Evidence of an economic slowdown may be starting to appear in recent economic data, specifically related to industrial production, manufacturing and construction. Securities markets appear aware that something is happening and are setting their valuations accordingly. Recent pricing trends in many types of asset classes are indicating that there is a high probability that central banks will start a new stimulus program.
In government debt markets, interest rates fell even lower in June. The drop-in interest rates coincided with a rally in bond prices since the two are oppositely related. At one time, the yield on the US 10-year treasury was below 2%. That hasn’t happened since 2016. Additionally, somewhere around $13 trillion of the world’s debt is trading with negative interest rates. Today’s lower interest rate levels are telling investors that short-term rates are headed in the same direction.
Economies normally experience low interest rates when they are slowing and before central banks intervene with easier money policies. The onset of negative yields, by no means a new phenomenon, is a bit more peculiar. In addition to central bank policy manipulation, investors that purchase a negative return on their investments are effectively paying for insurance. In the case of some parts of Europe and in Japan, investors are buying currency with negative yields to avoid losses in currencies where uncertainty is much greater.
Fortunately, the central bank in the US has not had to rely on the same policies that encourage negative yields. At least in nominal terms. The US dollar has been notably strong in recent years and the positive yield environment has probably helped maintain its strength. The US dollar’s safe haven status and soft inflationary data are contributing factors for US dollar strength. More specifically, the US dollar is sought after when uncertainty grows and when investors need a place to park capital.
Seeing that interest rates have fallen in the US, investors may be more interested in the US dollar’s safety. In effect, they are using those US dollars to buy and prop up the prices of riskier US assets. The appreciation of US assets has forced risk premiums on corporate debt to near historic lows and caused some equity indexes to reach new highs.
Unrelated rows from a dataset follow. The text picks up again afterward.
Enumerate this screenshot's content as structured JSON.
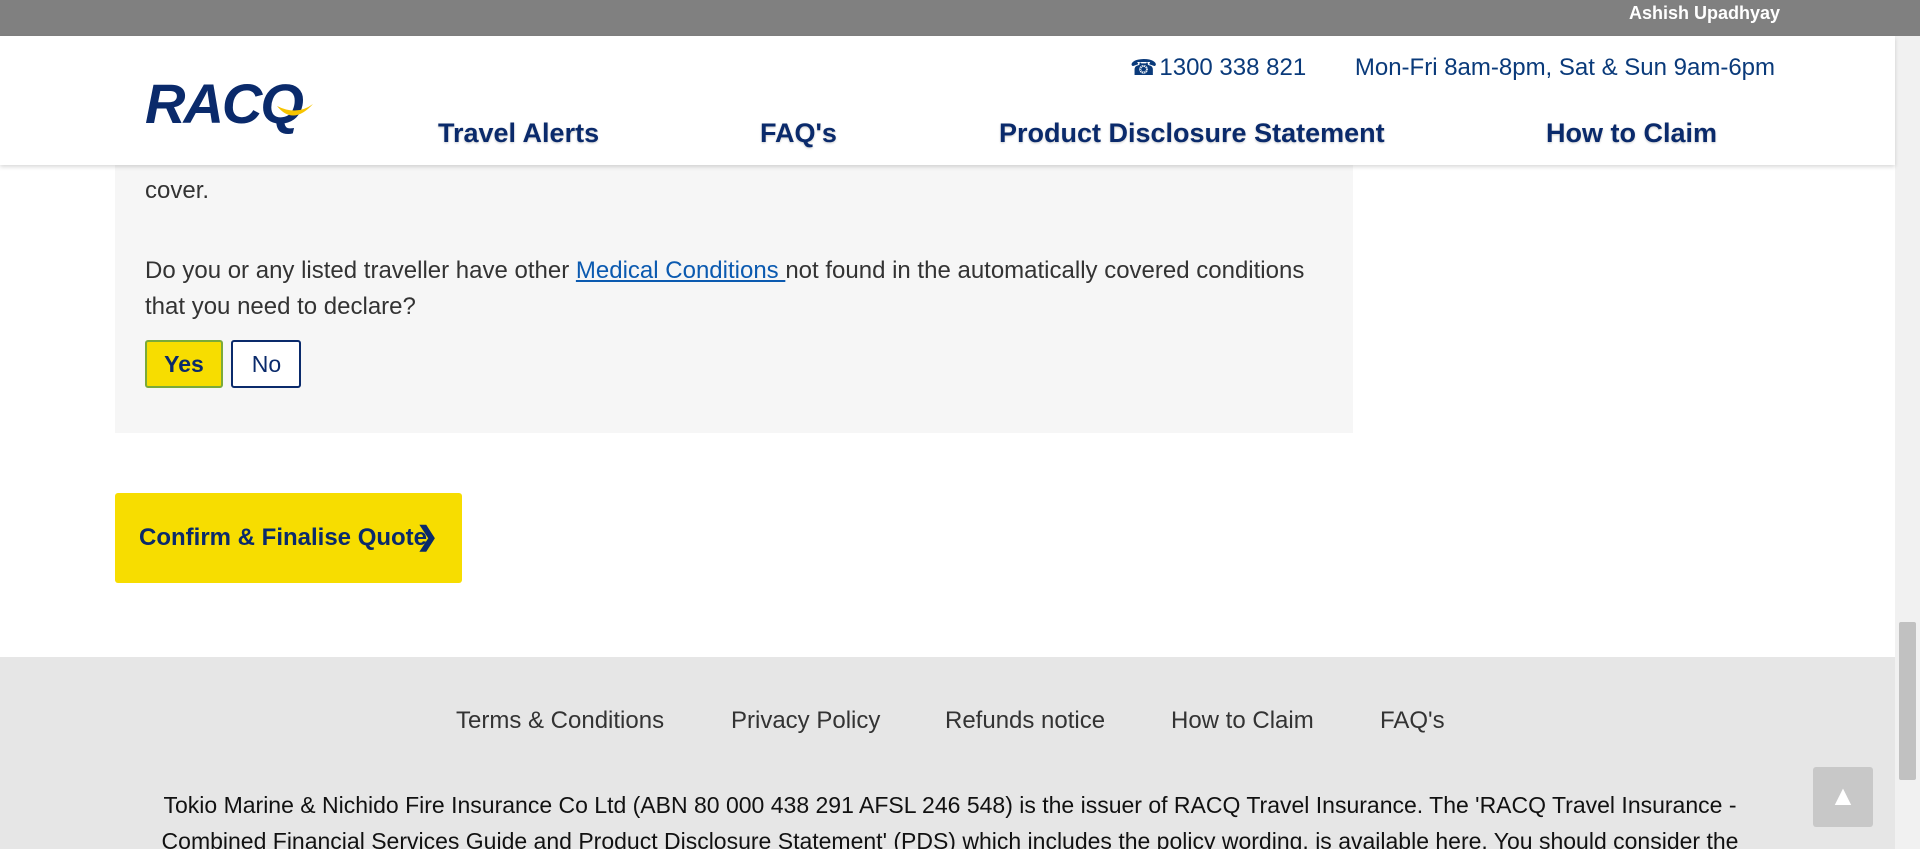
{
  "topbar": {
    "user_name": "Ashish Upadhyay"
  },
  "header": {
    "logo_text": "RACQ",
    "phone": "1300 338 821",
    "hours": "Mon-Fri 8am-8pm, Sat & Sun 9am-6pm",
    "nav": [
      "Travel Alerts",
      "FAQ's",
      "Product Disclosure Statement",
      "How to Claim"
    ]
  },
  "panel": {
    "cover_text": "cover.",
    "question_prefix": "Do you or any listed traveller have other ",
    "question_link": "Medical Conditions ",
    "question_suffix": "not found in the automatically covered conditions that you need to declare?",
    "yes_label": "Yes",
    "no_label": "No",
    "selected": "Yes"
  },
  "actions": {
    "confirm_label": "Confirm & Finalise Quote"
  },
  "footer": {
    "links": [
      "Terms & Conditions",
      "Privacy Policy",
      "Refunds notice",
      "How to Claim",
      "FAQ's"
    ],
    "legal_text": "Tokio Marine & Nichido Fire Insurance Co Ltd (ABN 80 000 438 291 AFSL 246 548) is the issuer of RACQ Travel Insurance. The 'RACQ Travel Insurance - Combined Financial Services Guide and Product Disclosure Statement' (PDS) which includes the policy wording, is available here. You should consider the"
  },
  "colors": {
    "brand_navy": "#0a2a6b",
    "accent_yellow": "#f7dd00",
    "link_blue": "#0b5ab0"
  },
  "icons": {
    "phone": "phone-icon",
    "chevron": "chevron-right-icon",
    "back_to_top": "chevron-up-icon"
  }
}
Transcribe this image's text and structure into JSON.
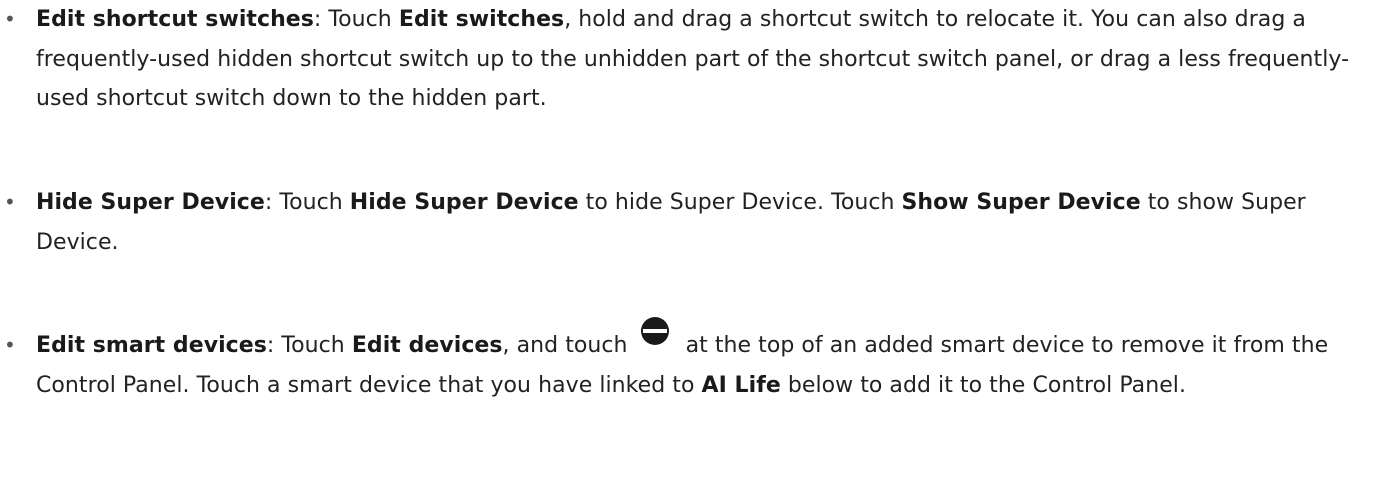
{
  "colors": {
    "text": "#222222",
    "icon": "#1a1a1a"
  },
  "items": [
    {
      "bullet": "•",
      "title": "Edit shortcut switches",
      "parts": [
        ": Touch ",
        "Edit switches",
        ", hold and drag a shortcut switch to relocate it. You can also drag a frequently-used hidden shortcut switch up to the unhidden part of the shortcut switch panel, or drag a less frequently-used shortcut switch down to the hidden part."
      ]
    },
    {
      "bullet": "•",
      "title": "Hide Super Device",
      "parts": [
        ": Touch ",
        "Hide Super Device",
        " to hide Super Device. Touch ",
        "Show Super Device",
        " to show Super Device."
      ]
    },
    {
      "bullet": "•",
      "title": "Edit smart devices",
      "icon": "remove-circle-icon",
      "parts": [
        ": Touch ",
        "Edit devices",
        ", and touch ",
        " at the top of an added smart device to remove it from the Control Panel. Touch a smart device that you have linked to ",
        "AI Life",
        " below to add it to the Control Panel."
      ]
    }
  ]
}
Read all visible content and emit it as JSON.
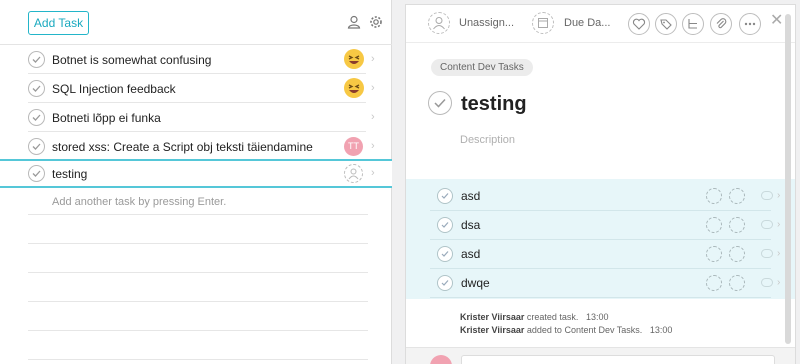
{
  "left": {
    "add_task_label": "Add Task",
    "tasks": [
      {
        "name": "Botnet is somewhat confusing",
        "assignee": "emoji"
      },
      {
        "name": "SQL Injection feedback",
        "assignee": "emoji"
      },
      {
        "name": "Botneti lõpp ei funka",
        "assignee": "none"
      },
      {
        "name": "stored xss: Create a Script obj teksti täiendamine",
        "assignee": "TT"
      },
      {
        "name": "testing",
        "assignee": "empty",
        "selected": true
      }
    ],
    "hint": "Add another task by pressing Enter."
  },
  "right": {
    "assignee_label": "Unassign...",
    "due_label": "Due Da...",
    "project_tag": "Content Dev Tasks",
    "title": "testing",
    "description_placeholder": "Description",
    "subtasks": [
      "asd",
      "dsa",
      "asd",
      "dwqe"
    ],
    "activity": [
      {
        "user": "Krister Viirsaar",
        "action": "created task.",
        "time": "13:00"
      },
      {
        "user": "Krister Viirsaar",
        "action": "added to Content Dev Tasks.",
        "time": "13:00"
      }
    ]
  },
  "colors": {
    "accent": "#1aa9bf",
    "selected_border": "#55c7d8",
    "subtask_bg": "#e7f6f9"
  }
}
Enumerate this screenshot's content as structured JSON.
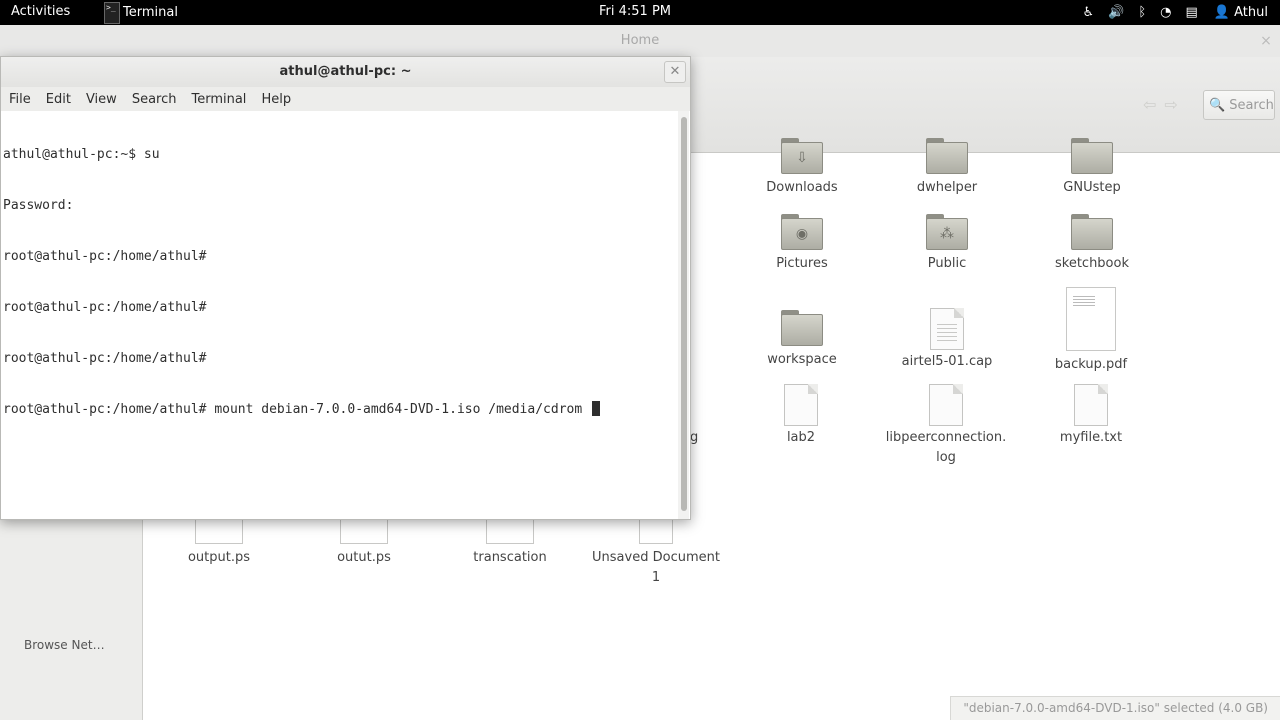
{
  "topbar": {
    "activities": "Activities",
    "app_name": "Terminal",
    "clock": "Fri  4:51 PM",
    "user": "Athul"
  },
  "files": {
    "title": "Home",
    "search_label": "Search",
    "sidebar_partial": "Browse Net…",
    "status": "\"debian-7.0.0-amd64-DVD-1.iso\" selected (4.0 GB)",
    "partial_label_g": "g",
    "items": {
      "downloads": "Downloads",
      "dwhelper": "dwhelper",
      "gnustep": "GNUstep",
      "pictures": "Pictures",
      "public": "Public",
      "sketchbook": "sketchbook",
      "workspace": "workspace",
      "airtel": "airtel5-01.cap",
      "backup": "backup.pdf",
      "lab2": "lab2",
      "libpeer": "libpeerconnection.",
      "libpeer2": "log",
      "myfile": "myfile.txt",
      "output": "output.ps",
      "outut": "outut.ps",
      "transcation": "transcation",
      "unsaved": "Unsaved Document",
      "unsaved2": "1"
    }
  },
  "terminal": {
    "title": "athul@athul-pc: ~",
    "menu": [
      "File",
      "Edit",
      "View",
      "Search",
      "Terminal",
      "Help"
    ],
    "lines": [
      "athul@athul-pc:~$ su",
      "Password:",
      "root@athul-pc:/home/athul#",
      "root@athul-pc:/home/athul#",
      "root@athul-pc:/home/athul#",
      "root@athul-pc:/home/athul# mount debian-7.0.0-amd64-DVD-1.iso /media/cdrom "
    ]
  },
  "icons": {
    "accessibility": "accessibility-icon",
    "volume": "volume-icon",
    "bluetooth": "bluetooth-icon",
    "wifi": "wifi-icon",
    "clipboard": "clipboard-icon",
    "user": "user-icon"
  }
}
US markets appear to be under-supplied with new debt and equity issues coming to market. This might explain why investors with US dollars are willing to lend to corporations without regard for credit quality or loose debt covenants. Even more, some US companies have been able to go public and receive valuations that are completely detached from their fundamentals.
Another reason to own US dollars is to purchase gold for risk hedging. In fact, the price of gold is gradually rising during a time when the prices of productive metals are falling. This is commonly believed to be an omen for a slowing global situation. Buyers of gold might be thinking that if growth has stalled and the central banks are forced to react, an eventual currency devaluation is imminent given the excessive financial stimulus that is already present in the global system. Gold is just one way to hedge against currency devaluation.
The central banks are operating in precarious time. Policy decisions of the past haven’t sustained a desirable level of core inflation that is believed acceptable for fiat currency. The central banks are openly perplexed about why it has been so hard to maintain harder inflation even after all the stimulus that has come into the system following the last financial crisis. Some feel the central banks lack the understanding of what’s going on in the current monetary system.
In any event, it has been an extremely bullish year in many financial categories. Today’s rising prices on government bonds may be saying something about the outlook for future nominal growth. Equity-related assets may be relying on policy to save their valuations. Precious metals could see currency devaluation ahead. The one thing they all appear to be counting on is more monetary stimulus. Depending on that outcome, the direction of global financial assets will surely be affected.